Memorable Porridges
I have a low pleasure threshold. I suppose another way to say this would be that I’m easily amused, as if I were living my life as a playful cat. This winter I’ve especially enjoyed watching falling snow here from the condo’s windows when the air currents surrounding this building caused the flakes to fall up. I find it intriguing to see how snow transforms Mt. Washington’s cliff side into stacked deckle edge book pages, depicting Pittsburgh’s geological stories. I’m still savoring my morning walk a week ago from Grant Street down Forbes Avenue when with my every step the snow softly squeaked. I know that I’m blessed to be retired, so I don’t have to drive every day no matter how snowy the roads become. Not commuting, too, is a pleasure: another reminder that I’m living a cat’s life, though my years as a tenured English professor gave me great pleasure with only occasional grief.

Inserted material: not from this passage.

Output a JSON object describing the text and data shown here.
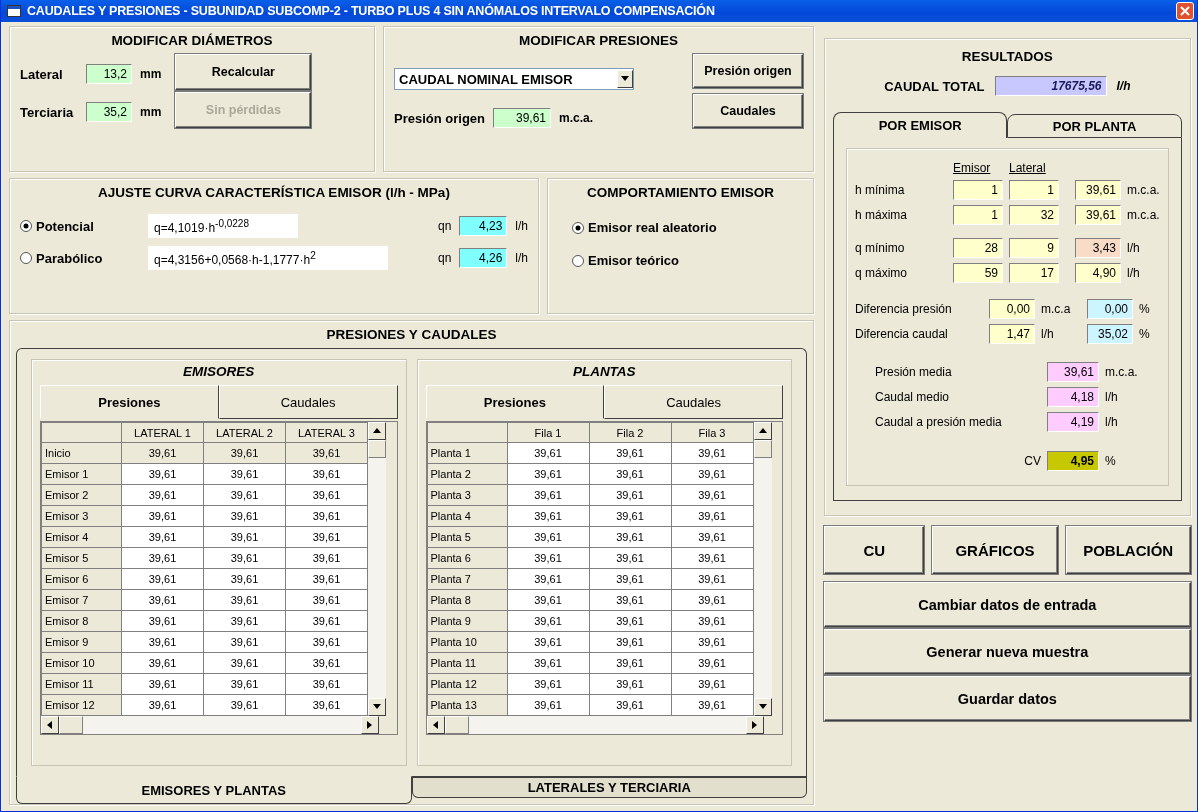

Beyond the stages of healing, grief, I’ve found, does have its simple pleasures such as learning to live alone. I’ve slowly transformed my living space into a place cleared of painful reminders and kept what soothes me. I’ve added an additional desk, a pair of floor lamps, a red velvet back pillow, a down comforter, plants, a plant stand, and lace curtains. I eat when and what I want to eat—lots of fresh fruit, vegetables, and oatmeal. The oatmeal has been something of a surprise that’s taken me a long time to understand.
Some of my earliest memories with my brother Joel are watching Mom cook oatmeal for our breakfast. Joel and I came up with a phrase to describe the emerging tiny steam explosions dotting the boiling oatmeal’s surface, “bubble stankers.” Though our phrase was faintly naughty, Mom never objected the same way she always would if we said “belly button” which made saying “bubble stankers” all the more delicious. Further, Mom always cooked oatmeal with raisins just for her and us kids, because Dad refused to eat any breakfast that didn’t consist of at least fried eggs and meat. Dad weighed 300 pounds; Mom 117. Gradually, I came to understand that serving oatmeal for breakfast was Mom’s quiet declaration of independence—her version of a low pleasure threshold. I’ve taken oatmeal a few steps further by adding white raisins, currants, or a selection of Jumbo Mixed raisins and eating it for lunch or even dinner.
Nearly forty years later, I encountered Galway Kinnell’s poem, “Oatmeal” even before he published it in his 1990 book, WHEN ONE HAS LIVED A LONG TIME ALONE. I immediately elevated “Oatmeal” to my poetry’s Top 10. It seems to me that though that poem is not his book’s title poem, it is the real heart of that collection. Kinnell’s “Oatmeal” speaker and John Keats who joins him for a breakfast porridge initially take a less enthusiastic approach to their breakfast cereal:
Keats said I was absolutely right to invite him: due to its glutinous
texture, gluey lumpishness, hint of slime, and unusual willingness
to disintegrate, oatmeal must never be eaten alone.
Keats then goes on to explain his composition of “Ode to a Nightingale” and to relate his poem’s lack of unity to eating oatmeal alone. (Only halfway through reading “Oatmeal” at this point I was laughing so hard I cried.) Kinnell recounts
[Keats] still wonders about the occasional sense of drift between stanzas,
and the way here and there a line will go into the configuration of a
Moslem at prayer, then raise itself up and peer about, and then lay
itself down slightly off the mark, causing the poem to move
forward with God’s reckless wobble.
After breakfast Keats recited “To Autumn” and then off-handedly gave credit for two of that ode’s most memorable images to a view of an oat field and to eating oatmeal alone. Lots of poets at that point would rest on their laurels, but not Galway Kinnell. He takes the poem further, gives a critical jab to Patrick Kavanagh by inviting him to eat oatmeal and presents the poem’s readers another line, a line that has somehow helped me to accept “God’s reckless wobble” and its relationship with my own grief:
Maybe there is no sublime, only the shining of the amnion’s tatters.
Like Galway Kinnell, I’ve come to enjoy eating oatmeal alone, and I’m willing to give him and his poems some of the credit for my easy pleasure.